The world may have less than 60 food harvests left according to the UN Food and Agriculture Organization. The way food is being grown and produced globally is damaging soil, polluting the air and causing deforestation.
Knorr, one of the world’s largest food brands, and WWF, the leading conservation organisation, have unveiled The Future 50 Foods report which provides a tangible solution on how to reduce the negative impact our food has on the environment and help feed the growing global population.
The Future 50 Foods report was written by Knorr, WWK-UK and Dr Adam Drewnowski, Director of The Center of Public Health Nutrition at the University of Washington, with the ambition to empower positive change. It identifies 50 plant-based, future-facing foods that we should eat more of for our own nutrition and the health of the planet.
The report follows the pivotalFood in the Anthropocene: the EAT–Lancet Commission on healthy diets from sustainable food systemsreleased in January 2019 and WWF’s Living Planet; Report released in October 2018, which highlight the changes we need to make to our global food system and the significant overlap between an environmentally sustainable diet and a healthy diet.
The 50 Foods list combines more familiar, although in some cases underused foods, such as lentils, quinoa and kale, with less globally well-known foods like fonio, pumpkin flowers and cactus. Each has been selected based on their nutritional value, relative environmental impact, flavour, acceptability and potential accessibility and affordability.
Some have higher yields than similar crops and several are tolerant of challenging weather and environmental conditions, meaning they could prove invaluable in the face of growing climate uncertainty. Each has a story to tell and in South Africa, some of these stories overlap with our own food heritage.
We can learn valuable lessons from South Africa’s agricultural past; we have a rich history of foods that have slowly disappeared from the meals we eat today. Crops rooted in traditional nutrition once again have a place on the plate of future generations.
The Future 50 Foods
These include millet, cowpeas, bambara groundnut and mung beans, all crops that the South African department of Agriculture, Forestry and Fisheries have acknowledged as “a growing interest by government and other stakeholders about the value of these crops to address food security and climate change”.

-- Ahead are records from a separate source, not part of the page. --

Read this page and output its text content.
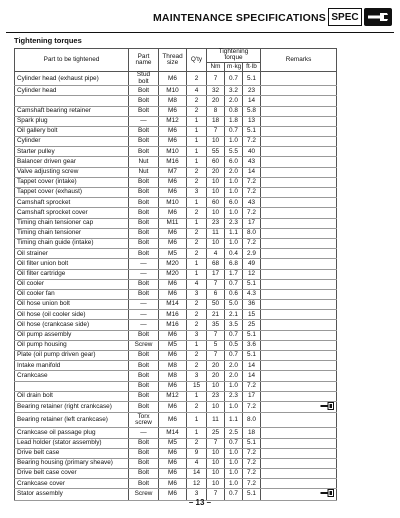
MAINTENANCE SPECIFICATIONS SPEC
Tightening torques
Part to be tightened	Part name	Thread size	Q'ty	Tightening torque			Remarks
				Nm	m·kg	ft·lb	
Cylinder head (exhaust pipe)	Stud bolt	M6	2	7	0.7	5.1	
Cylinder head	Bolt	M10	4	32	3.2	23	
	Bolt	M8	2	20	2.0	14	
Camshaft bearing retainer	Bolt	M6	2	8	0.8	5.8	
Spark plug	—	M12	1	18	1.8	13	
Oil gallery bolt	Bolt	M6	1	7	0.7	5.1	
Cylinder	Bolt	M6	1	10	1.0	7.2	
Starter pulley	Bolt	M10	1	55	5.5	40	
Balancer driven gear	Nut	M16	1	60	6.0	43	
Valve adjusting screw	Nut	M7	2	20	2.0	14	
Tappet cover (intake)	Bolt	M6	2	10	1.0	7.2	
Tappet cover (exhaust)	Bolt	M6	3	10	1.0	7.2	
Camshaft sprocket	Bolt	M10	1	60	6.0	43	
Camshaft sprocket cover	Bolt	M6	2	10	1.0	7.2	
Timing chain tensioner cap	Bolt	M11	1	23	2.3	17	
Timing chain tensioner	Bolt	M6	2	11	1.1	8.0	
Timing chain guide (intake)	Bolt	M6	2	10	1.0	7.2	
Oil strainer	Bolt	M5	2	4	0.4	2.9	
Oil filter union bolt	—	M20	1	68	6.8	49	
Oil filter cartridge	—	M20	1	17	1.7	12	
Oil cooler	Bolt	M6	4	7	0.7	5.1	
Oil cooler fan	Bolt	M6	3	6	0.6	4.3	
Oil hose union bolt	—	M14	2	50	5.0	36	
Oil hose (oil cooler side)	—	M16	2	21	2.1	15	
Oil hose (crankcase side)	—	M16	2	35	3.5	25	
Oil pump assembly	Bolt	M6	3	7	0.7	5.1	
Oil pump housing	Screw	M5	1	5	0.5	3.6	
Plate (oil pump driven gear)	Bolt	M6	2	7	0.7	5.1	
Intake manifold	Bolt	M8	2	20	2.0	14	
Crankcase	Bolt	M8	3	20	2.0	14	
	Bolt	M6	15	10	1.0	7.2	
Oil drain bolt	Bolt	M12	1	23	2.3	17	
Bearing retainer (right crankcase)	Bolt	M6	2	10	1.0	7.2	
Bearing retainer (left crankcase)	Torx screw	M6	1	11	1.1	8.0	
Crankcase oil passage plug	—	M14	1	25	2.5	18	
Lead holder (stator assembly)	Bolt	M5	2	7	0.7	5.1	
Drive belt case	Bolt	M6	9	10	1.0	7.2	
Bearing housing (primary sheave)	Bolt	M6	4	10	1.0	7.2	
Drive belt case cover	Bolt	M6	14	10	1.0	7.2	
Crankcase cover	Bolt	M6	12	10	1.0	7.2	
Stator assembly	Screw	M6	3	7	0.7	5.1	
– 13 –
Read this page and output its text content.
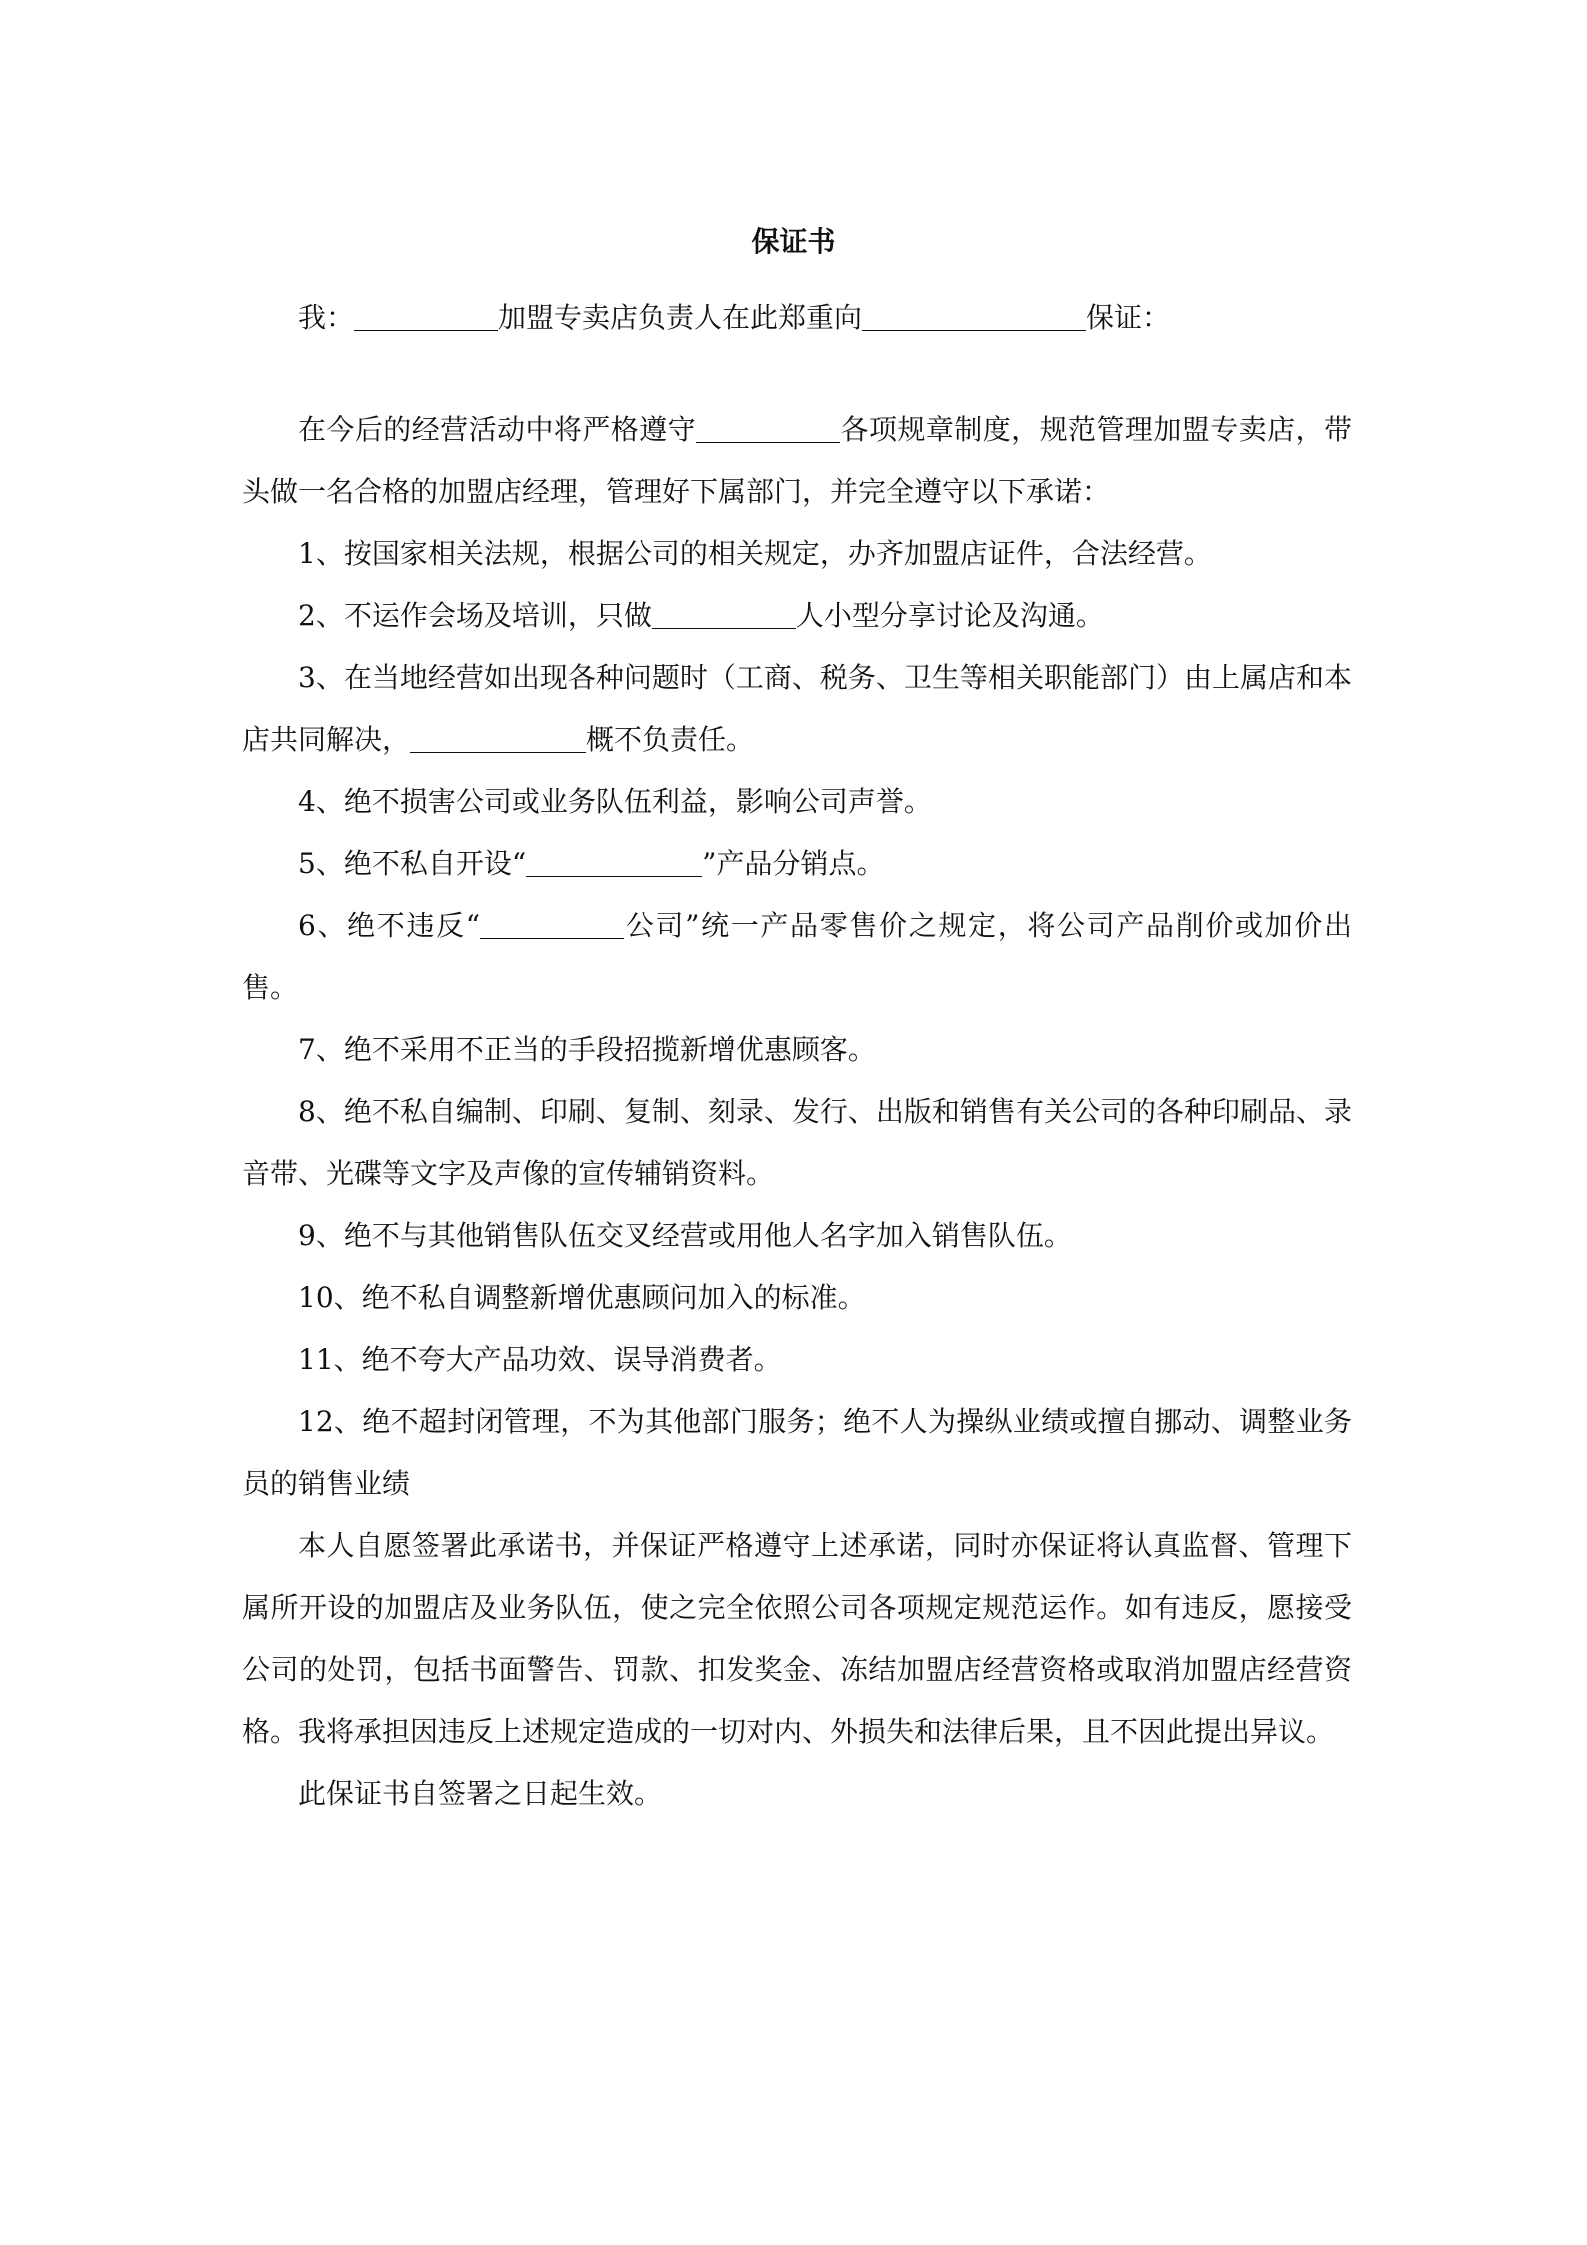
保证书

我：	加盟专卖店负责人在此郑重向	保证：

在今后的经营活动中将严格遵守	各项规章制度，规范管理加盟专卖店，带头做一名合格的加盟店经理，管理好下属部门，并完全遵守以下承诺：

1、按国家相关法规，根据公司的相关规定，办齐加盟店证件，合法经营。

2、不运作会场及培训，只做	人小型分享讨论及沟通。

3、在当地经营如出现各种问题时（工商、税务、卫生等相关职能部门）由上属店和本店共同解决，	概不负责任。

4、绝不损害公司或业务队伍利益，影响公司声誉。

5、绝不私自开设“	”产品分销点。

6、绝不违反“	公司”统一产品零售价之规定，将公司产品削价或加价出售。

7、绝不采用不正当的手段招揽新增优惠顾客。

8、绝不私自编制、印刷、复制、刻录、发行、出版和销售有关公司的各种印刷品、录音带、光碟等文字及声像的宣传辅销资料。

9、绝不与其他销售队伍交叉经营或用他人名字加入销售队伍。

10、绝不私自调整新增优惠顾问加入的标准。

11、绝不夸大产品功效、误导消费者。

12、绝不超封闭管理，不为其他部门服务；绝不人为操纵业绩或擅自挪动、调整业务员的销售业绩

本人自愿签署此承诺书，并保证严格遵守上述承诺，同时亦保证将认真监督、管理下属所开设的加盟店及业务队伍，使之完全依照公司各项规定规范运作。如有违反，愿接受公司的处罚，包括书面警告、罚款、扣发奖金、冻结加盟店经营资格或取消加盟店经营资格。我将承担因违反上述规定造成的一切对内、外损失和法律后果，且不因此提出异议。

此保证书自签署之日起生效。
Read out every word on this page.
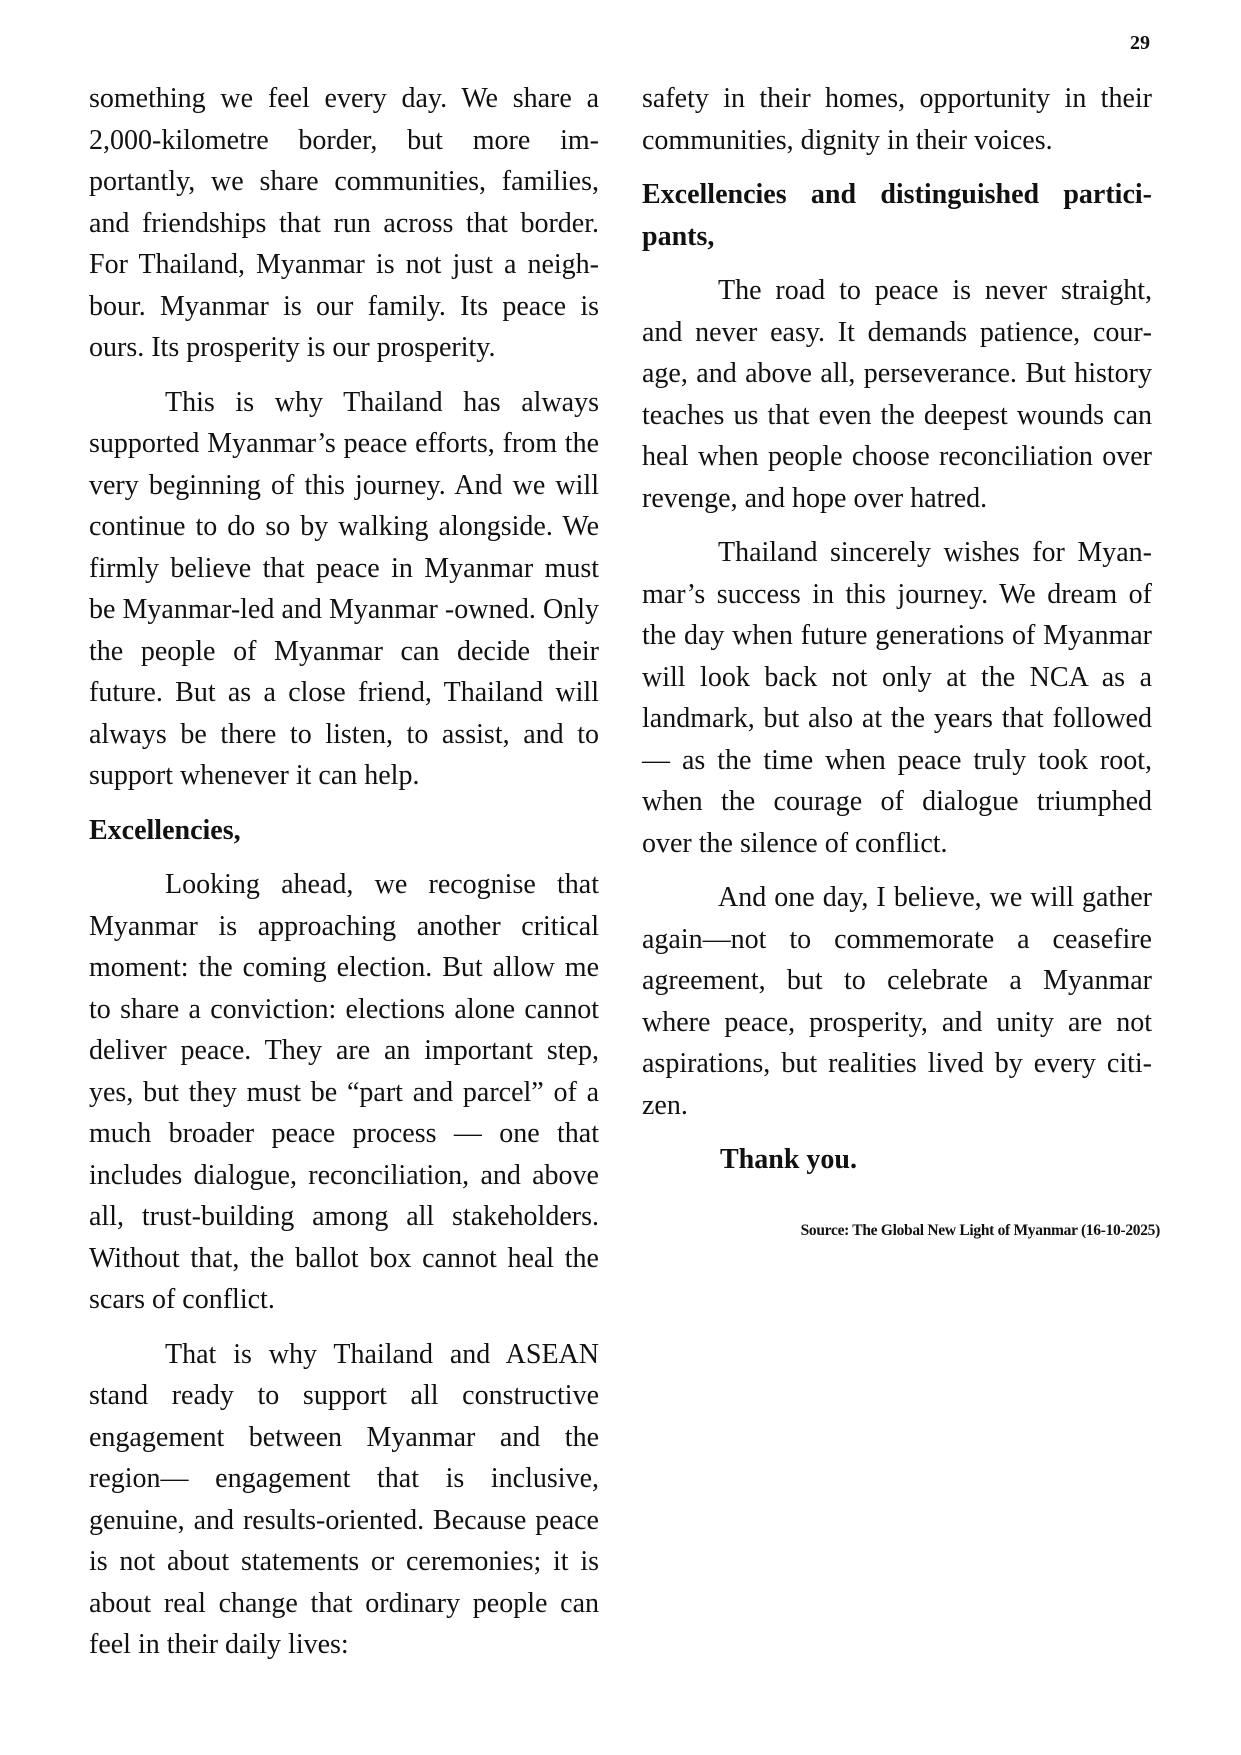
29

something we feel every day. We share a 2,000-kilometre border, but more importantly, we share communities, families, and friendships that run across that border. For Thailand, Myanmar is not just a neighbour. Myanmar is our family. Its peace is ours. Its prosperity is our prosperity.

This is why Thailand has always supported Myanmar’s peace efforts, from the very beginning of this journey. And we will continue to do so by walking alongside. We firmly believe that peace in Myanmar must be Myanmar-led and Myanmar -owned. Only the people of Myanmar can decide their future. But as a close friend, Thailand will always be there to listen, to assist, and to support whenever it can help.

Excellencies,

Looking ahead, we recognise that Myanmar is approaching another critical moment: the coming election. But allow me to share a conviction: elections alone cannot deliver peace. They are an important step, yes, but they must be “part and parcel” of a much broader peace process — one that includes dialogue, reconciliation, and above all, trust-building among all stakeholders. Without that, the ballot box cannot heal the scars of conflict.

That is why Thailand and ASEAN stand ready to support all constructive engagement between Myanmar and the region— engagement that is inclusive, genuine, and results-oriented. Because peace is not about statements or ceremonies; it is about real change that ordinary people can feel in their daily lives:

safety in their homes, opportunity in their communities, dignity in their voices.

Excellencies and distinguished participants,

The road to peace is never straight, and never easy. It demands patience, courage, and above all, perseverance. But history teaches us that even the deepest wounds can heal when people choose reconciliation over revenge, and hope over hatred.

Thailand sincerely wishes for Myanmar’s success in this journey. We dream of the day when future generations of Myanmar will look back not only at the NCA as a landmark, but also at the years that followed— as the time when peace truly took root, when the courage of dialogue triumphed over the silence of conflict.

And one day, I believe, we will gather again—not to commemorate a ceasefire agreement, but to celebrate a Myanmar where peace, prosperity, and unity are not aspirations, but realities lived by every citizen.

Thank you.

Source: The Global New Light of Myanmar (16-10-2025)
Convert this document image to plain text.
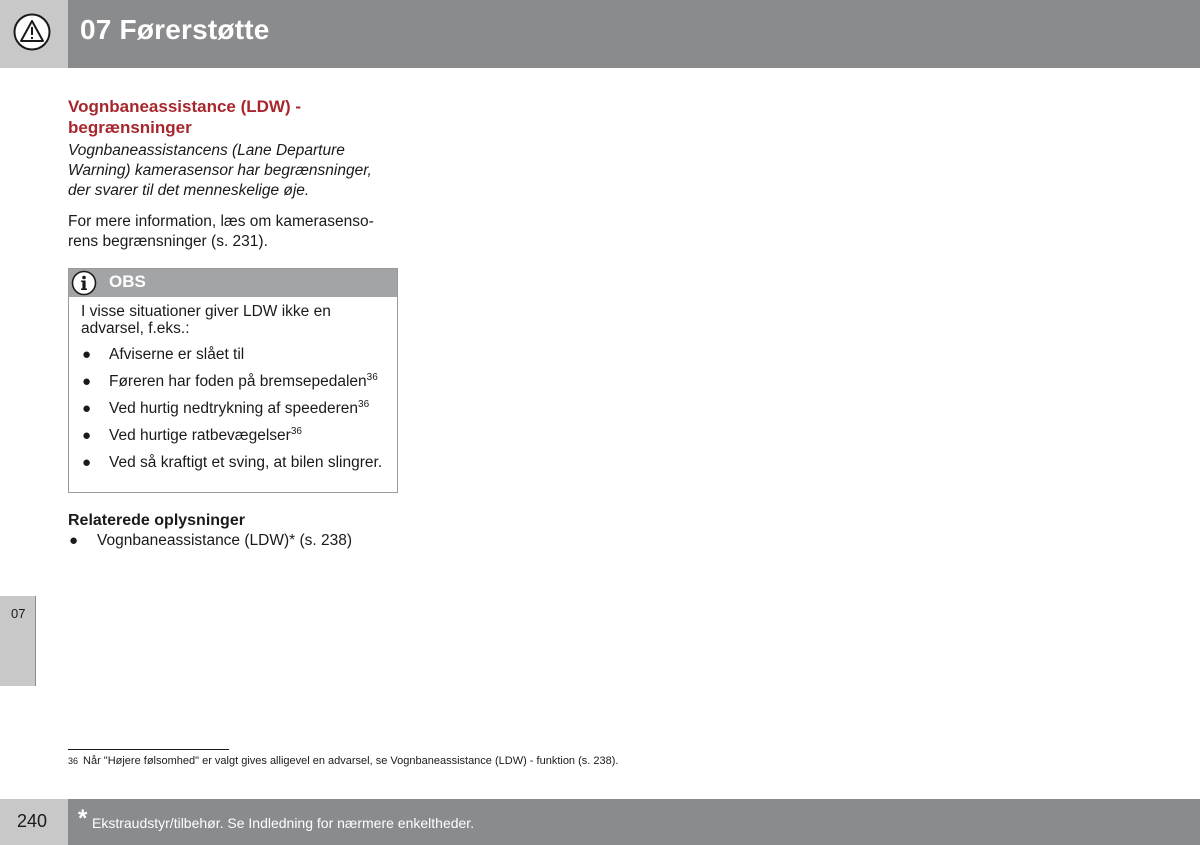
07 Førerstøtte
Vognbaneassistance (LDW) - begrænsninger
Vognbaneassistancens (Lane Departure Warning) kamerasensor har begrænsninger, der svarer til det menneskelige øje.
For mere information, læs om kamerasensorens begrænsninger (s. 231).
OBS
I visse situationer giver LDW ikke en advarsel, f.eks.:
● Afviserne er slået til
● Føreren har foden på bremsepedalen$^{36}$
● Ved hurtig nedtrykning af speederen$^{36}$
● Ved hurtige ratbevægelser$^{36}$
● Ved så kraftigt et sving, at bilen slingrer.
Relaterede oplysninger
● Vognbaneassistance (LDW)* (s. 238)
07
36 Når "Højere følsomhed" er valgt gives alligevel en advarsel, se Vognbaneassistance (LDW) - funktion (s. 238).
240 * Ekstraudstyr/tilbehør. Se Indledning for nærmere enkeltheder.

Looking at crops that are indigenous is not only great for the environment but also empowers local farms and communities. It is a growing opportunity for locally found and healthy foods to be reintroduced back into our shops, shelves and diets.
And Knorr is providing the public with practical ways to do this with their offering of soups, cook-in-sauces, stocks, gravies, sauces and pasta sauces and championing better ways to cook and eat for a more sustainable food future.
Small actions lead to large scale change and Knorr has developed a host of inspirational recipes that pair Future 50 foods with Knorr What’s for dinner products to provide diversity, colour and texture to dietary plans.
WWF’s Living Planet Report, published in October 2018, found that wildlife populations have declined by 60 percent globally in less than 50 years, with our food system being one of the biggest drivers of biodiversity loss. By 2050 the world population is predicted to increase to ten billion people, adding further pressure to the environment and the global food system.
April Redmond, Global Vice President of Knorr, says: “Seventy-five percent of food that the world eats comes from just twelve crops and five animal species, which has serious implications for both the health of our rapidly growing population and the health of our planet.
Unless we change our eating habits, there simply won’t be enough food to feed us all. Our purpose aim at Knorr is to make it easy for people to eat a wider variety of foods that are good for us and good for the planet, and, of course, delicious and healthy at the same time.”
Experts state that there are between 20,000 and 50,000 known edible plant species, yet we are currently only eating 150-200. Cultivating single crops and over-reliance on animal-based foods are threatening food security and have serious consequences for our fragile natural ecosystems.
One of the keys to driving change is expanding the variety of foods we grow and eat. The report also notes that food production, particularly meat, is a big contributor of harmful greenhouse gases – a primary contributor to climate change.
Dr. Tony Juniper, Executive Director of Advocacy, WWF-UK said: “Many people assume it’s our energy and transport choices that cause the most serious environmental damage when, in fact, it’s our food that causes the biggest impact.
This is why it’s vital we identify and put in place better ways to grow, distribute and consume food so that what we eat doesn’t cost the Earth. This is a complex task, but we must get chefs, retailers and the public fighting for their world by changing what’s on our plates.”
Discover The Future 50 Foods Report
The Future 50 Foods report offers three key principles for a healthier global population and a healthier planet:
- Greater variety and a larger amount of vegetables
- More plant-based sources of protein in place of meat, poultry, dairy, and fish
- More variety in the types of grains, cereals and other sources of carbohydrates
The Future 50 Foods report is designed to inspire and facilitate these shifts by celebrating the variety of food at our fingertips.